3. Transcriptome assembly

Although the use of the 927 genome for transcriptome assignment was justified to allow comparison with earlier datasets, this seems a strange decision given the effort put in to deriving the AnTat genome. Further, the manuscript does not directly compare the current datasets with results from other labs using 927 except in the case of some specific gene sets- although I think this would be useful (see below).

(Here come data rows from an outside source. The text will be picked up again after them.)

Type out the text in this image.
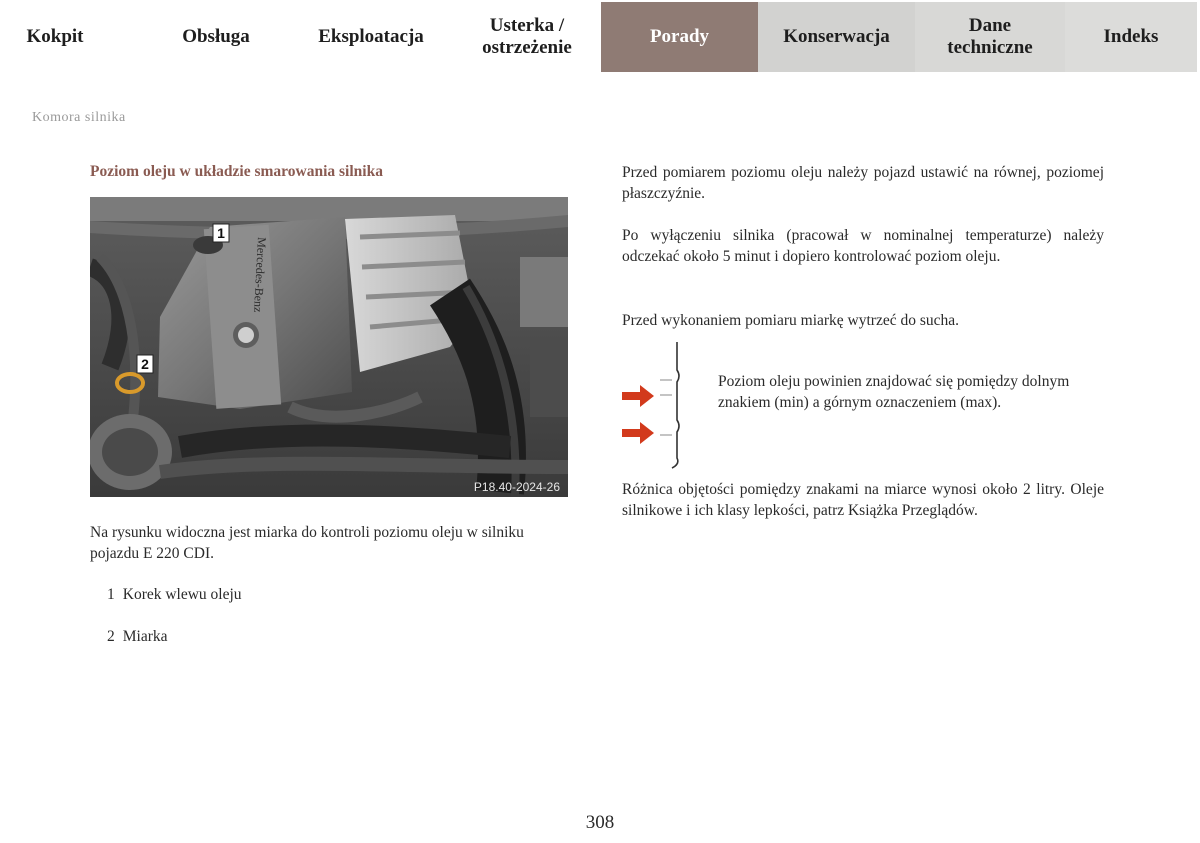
Kokpit	Obsługa	Eksploatacja
Usterka /
ostrzeżenie
Porady	Konserwacja
Dane
techniczne
Indeks
Komora silnika
Poziom oleju w układzie smarowania silnika
Mercedes-Benz
1
2
P18.40-2024-26
Na rysunku widoczna jest miarka do kontroli poziomu oleju w silniku pojazdu E 220 CDI.
1 Korek wlewu oleju
2 Miarka
Przed pomiarem poziomu oleju należy pojazd ustawić na równej, poziomej płaszczyźnie.
Po wyłączeniu silnika (pracował w nominalnej temperaturze) należy odczekać około 5 minut i dopiero kontrolować poziom oleju.
Przed wykonaniem pomiaru miarkę wytrzeć do sucha.
Poziom oleju powinien znajdować się pomiędzy dolnym znakiem (min) a górnym oznaczeniem (max).
Różnica objętości pomiędzy znakami na miarce wynosi około 2 litry. Oleje silnikowe i ich klasy lepkości, patrz Książka Przeglądów.
308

I wonder what was the overall mapping rate of RNA reads to the new Antat pseudo-assembly?

4. RNA seq analysis

The dataset generated is valuable and provides a good resource to explore transcripts expressed by the parasites as they traverse compartments within the tsetse fly. It is largely descriptive however and I feel an opportunity has been missed to compare the in vivo data with the impressive and high-quality transcriptome, proteome (and metabolome) datasets generated by the Zikova lab recently using RBP6 overexpression (Doleželová et al, PLOS Biology 2020; https://doi.org/10.1371/journal.pbio.3000741). The extent to which the datasets correlate would be very valuable to the community and allow better assessment of the utility of the in vitro model which is now being used extensively by several laboratories. Similarly direct comparison with the single cell data (Vigneron et al, PNAS 2020) and RNA seq data from infected tsetse salivary glands (Savage et al., PLOS One 2016) would be valuable.

Currently the figures summarising the expression profiles and datasets are quite limited, comprising heatmaps for different gene families and a non-quantitative summary figure of metabolism. I would hope a more detailed and intuitive analysis could be presented of the respective comparison of the current datasets with other datasets at different timepoints or with different experimental systems. This should be feasible via PCA plots for example to provide an assessment of the level of correspondence between, for example, published in vitro and in vivo models for some developmental stages in the fly, or single cell RNA data for the salivary gland and the RNAseq data provided here.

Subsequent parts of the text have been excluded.